Klar, einerseits meint er die Vorführgeräte der Kinos, dieser „magischen Traumorte, aber auch die Projektoren als Figuren, die ihre Projekte vorantreiben, die guten wie die schlechten“. Der sinistre Geheimagent Smith oder der rechtsradikale Verleger Sterner glauben von sich: „Wir lenken das Licht.“ Schon länger arbeitet Meyer am Skript einer fiktionalen TV-Miniserie über die rassistischen NSU-Verbrechen. Hier lässt er sie nur kurz „als Schatten“ vorbeihuschen.

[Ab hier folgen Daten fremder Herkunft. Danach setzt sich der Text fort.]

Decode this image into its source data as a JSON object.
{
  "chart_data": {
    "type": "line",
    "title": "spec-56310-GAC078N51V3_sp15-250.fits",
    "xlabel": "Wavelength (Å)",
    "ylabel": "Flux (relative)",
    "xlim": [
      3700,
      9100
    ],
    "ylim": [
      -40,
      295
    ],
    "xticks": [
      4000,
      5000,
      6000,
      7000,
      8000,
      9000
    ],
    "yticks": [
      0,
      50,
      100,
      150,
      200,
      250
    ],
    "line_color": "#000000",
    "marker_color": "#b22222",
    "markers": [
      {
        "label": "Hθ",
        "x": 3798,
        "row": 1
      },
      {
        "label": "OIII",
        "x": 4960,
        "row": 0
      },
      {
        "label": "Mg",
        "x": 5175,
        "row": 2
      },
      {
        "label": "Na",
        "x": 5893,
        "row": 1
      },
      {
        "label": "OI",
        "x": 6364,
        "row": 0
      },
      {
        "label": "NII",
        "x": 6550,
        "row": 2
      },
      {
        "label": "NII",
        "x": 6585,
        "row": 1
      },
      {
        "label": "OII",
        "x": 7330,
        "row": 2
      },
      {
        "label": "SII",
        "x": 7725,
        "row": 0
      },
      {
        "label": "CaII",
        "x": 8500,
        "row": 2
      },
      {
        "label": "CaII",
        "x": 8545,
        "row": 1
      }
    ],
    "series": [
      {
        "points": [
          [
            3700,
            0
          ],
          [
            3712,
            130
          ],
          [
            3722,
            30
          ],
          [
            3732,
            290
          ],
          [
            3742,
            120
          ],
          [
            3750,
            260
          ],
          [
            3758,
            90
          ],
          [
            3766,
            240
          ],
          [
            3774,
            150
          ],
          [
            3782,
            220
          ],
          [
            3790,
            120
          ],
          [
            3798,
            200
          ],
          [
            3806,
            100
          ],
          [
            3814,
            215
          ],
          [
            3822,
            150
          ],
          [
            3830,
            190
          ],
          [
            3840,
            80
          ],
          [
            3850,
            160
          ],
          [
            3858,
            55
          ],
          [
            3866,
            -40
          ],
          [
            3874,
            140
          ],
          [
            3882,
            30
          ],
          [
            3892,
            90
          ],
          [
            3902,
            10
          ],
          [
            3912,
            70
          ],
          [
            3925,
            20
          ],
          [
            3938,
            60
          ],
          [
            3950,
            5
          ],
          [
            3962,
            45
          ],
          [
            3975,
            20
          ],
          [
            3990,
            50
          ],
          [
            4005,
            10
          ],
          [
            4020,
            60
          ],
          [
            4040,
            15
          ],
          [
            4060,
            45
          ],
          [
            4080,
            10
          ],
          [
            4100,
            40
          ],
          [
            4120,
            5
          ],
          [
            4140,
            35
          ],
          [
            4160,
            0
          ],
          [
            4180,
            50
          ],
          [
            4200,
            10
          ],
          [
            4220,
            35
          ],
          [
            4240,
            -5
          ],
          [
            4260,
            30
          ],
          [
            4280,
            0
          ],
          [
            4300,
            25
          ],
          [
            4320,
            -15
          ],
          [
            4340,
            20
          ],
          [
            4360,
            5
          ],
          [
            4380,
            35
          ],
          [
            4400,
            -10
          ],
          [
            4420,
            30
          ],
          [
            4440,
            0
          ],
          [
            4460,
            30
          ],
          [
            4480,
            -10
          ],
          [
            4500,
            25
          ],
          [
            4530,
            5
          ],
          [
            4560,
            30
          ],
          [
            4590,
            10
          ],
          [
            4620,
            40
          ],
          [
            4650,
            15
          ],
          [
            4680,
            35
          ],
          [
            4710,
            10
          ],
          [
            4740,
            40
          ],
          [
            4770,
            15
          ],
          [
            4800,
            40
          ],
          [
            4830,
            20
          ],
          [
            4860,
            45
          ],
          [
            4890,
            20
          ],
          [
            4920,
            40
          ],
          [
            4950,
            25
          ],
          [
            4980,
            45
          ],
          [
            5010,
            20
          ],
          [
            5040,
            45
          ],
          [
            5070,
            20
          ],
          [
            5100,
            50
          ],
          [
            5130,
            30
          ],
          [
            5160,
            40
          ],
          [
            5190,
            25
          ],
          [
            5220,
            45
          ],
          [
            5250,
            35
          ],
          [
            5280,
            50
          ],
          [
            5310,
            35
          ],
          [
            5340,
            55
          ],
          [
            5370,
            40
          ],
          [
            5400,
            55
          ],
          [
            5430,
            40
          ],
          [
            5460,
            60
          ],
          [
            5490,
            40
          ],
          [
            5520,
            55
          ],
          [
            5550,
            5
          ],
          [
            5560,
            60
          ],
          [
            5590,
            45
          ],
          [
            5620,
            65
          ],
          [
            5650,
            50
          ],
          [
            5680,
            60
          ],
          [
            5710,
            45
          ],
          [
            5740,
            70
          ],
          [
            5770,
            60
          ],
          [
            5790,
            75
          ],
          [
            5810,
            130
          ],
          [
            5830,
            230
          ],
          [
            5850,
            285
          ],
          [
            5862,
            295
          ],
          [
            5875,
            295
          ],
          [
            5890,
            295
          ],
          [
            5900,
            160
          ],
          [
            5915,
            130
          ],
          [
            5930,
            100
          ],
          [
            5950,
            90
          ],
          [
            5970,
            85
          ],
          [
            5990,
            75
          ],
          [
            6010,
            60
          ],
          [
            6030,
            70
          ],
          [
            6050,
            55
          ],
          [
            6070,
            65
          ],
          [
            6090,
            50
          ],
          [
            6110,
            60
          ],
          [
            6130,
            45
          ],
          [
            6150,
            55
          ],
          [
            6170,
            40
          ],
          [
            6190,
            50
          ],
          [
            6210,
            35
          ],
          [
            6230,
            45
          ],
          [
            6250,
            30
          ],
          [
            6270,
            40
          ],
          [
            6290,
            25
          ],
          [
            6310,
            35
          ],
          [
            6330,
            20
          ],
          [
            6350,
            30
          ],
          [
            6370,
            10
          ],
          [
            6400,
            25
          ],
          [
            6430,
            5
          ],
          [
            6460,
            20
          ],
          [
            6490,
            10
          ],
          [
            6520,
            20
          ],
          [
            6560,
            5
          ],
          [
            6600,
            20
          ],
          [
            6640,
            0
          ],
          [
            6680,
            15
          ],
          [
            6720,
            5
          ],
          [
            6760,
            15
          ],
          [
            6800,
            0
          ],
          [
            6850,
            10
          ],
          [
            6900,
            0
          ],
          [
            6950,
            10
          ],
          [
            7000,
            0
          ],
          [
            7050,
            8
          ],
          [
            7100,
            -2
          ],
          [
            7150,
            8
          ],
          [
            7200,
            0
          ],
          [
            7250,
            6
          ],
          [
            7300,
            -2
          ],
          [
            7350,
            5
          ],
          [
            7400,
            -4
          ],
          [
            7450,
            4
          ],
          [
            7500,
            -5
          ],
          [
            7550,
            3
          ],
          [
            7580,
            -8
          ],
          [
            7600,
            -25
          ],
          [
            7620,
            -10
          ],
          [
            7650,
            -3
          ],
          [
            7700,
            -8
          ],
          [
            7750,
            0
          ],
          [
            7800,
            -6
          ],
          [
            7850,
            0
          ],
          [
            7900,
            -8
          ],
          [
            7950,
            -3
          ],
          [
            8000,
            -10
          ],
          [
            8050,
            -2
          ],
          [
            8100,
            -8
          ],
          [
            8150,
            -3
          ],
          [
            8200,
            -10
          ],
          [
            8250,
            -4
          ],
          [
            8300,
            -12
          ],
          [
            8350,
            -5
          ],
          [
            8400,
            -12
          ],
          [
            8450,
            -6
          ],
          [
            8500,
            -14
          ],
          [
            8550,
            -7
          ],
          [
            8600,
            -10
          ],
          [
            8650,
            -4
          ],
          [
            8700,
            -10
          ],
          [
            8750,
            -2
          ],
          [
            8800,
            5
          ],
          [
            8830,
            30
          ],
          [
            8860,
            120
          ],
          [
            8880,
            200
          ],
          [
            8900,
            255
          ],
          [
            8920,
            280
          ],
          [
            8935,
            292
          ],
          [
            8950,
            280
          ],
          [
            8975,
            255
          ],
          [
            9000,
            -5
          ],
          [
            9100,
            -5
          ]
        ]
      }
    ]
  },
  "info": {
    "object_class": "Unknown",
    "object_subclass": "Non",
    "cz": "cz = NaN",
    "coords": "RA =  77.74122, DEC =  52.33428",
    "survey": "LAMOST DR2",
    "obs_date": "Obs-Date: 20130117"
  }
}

Ausführlich schickt er hingegen Leipziger Neonazis in den Kroatienkrieg und die Katakomben von Vukovar. Zur braunen Truppe zählt auch Karl-May-Fan Georg, der uneheliche Sohn des Cowboys. Eine komplex vertrackte Geschichte, von der ihr Erfinder bald wusste: „Es wird doch epischer, als ich dachte – fast ein kleiner Roman im Roman.“
Schon einmal nominiert für den Deutschen Buchpreis
Schon vor elf Jahren war der in Halle/Saale geborene Schriftsteller mit seinem grandiosen Unterweltfresko „Im Stein“ in der Endauswahl für den Deutschen Buchpreis, ging aber letztlich leer aus. Und diesmal? „Für mich wäre es finanziell schon nicht schlecht, nicht wegen der Dotierung, sondern aufgrund der dann höheren Auflagen. Ich habe in diesen Jahren schon Raubbau betrieben, sowohl an mir als auch an meinen Ressourcen. Da ist viel auf der Strecke geblieben, auch im Privaten.“
Irgendwie müsse Geld hereinkommen, auch zur Begleichung von Steuerschulden. Gleichzeitig sagt er: „Wenn ich nicht gewinne, gehe ich da erhobenen Hauptes raus. Dann kann man auch mit der nötigen Objektivität nach all den Jahren sagen: So etwas wie ‚Die Projektoren’ wird es nicht mehr allzu oft geben. Ich bin schon stolz, einen Solitär geschaffen zu haben – alles andere kann ich nicht entscheiden.“
Momentan will er erst einmal gar nichts schreiben, obwohl es Verabredungen mit dem Verlag und Pläne für „einen kleinen Roman, 250 Seiten, ganz stringent von A bis Z“ gebe. Sicher geht es weiter, „ich bin schließlich Schriftsteller. Aber jetzt brauche ich erst einmal Pause, lange Pause.“
Clemens Meyer: Die Projektoren. Roman, S. Fischer, 1048 Seiten, 36 Euro.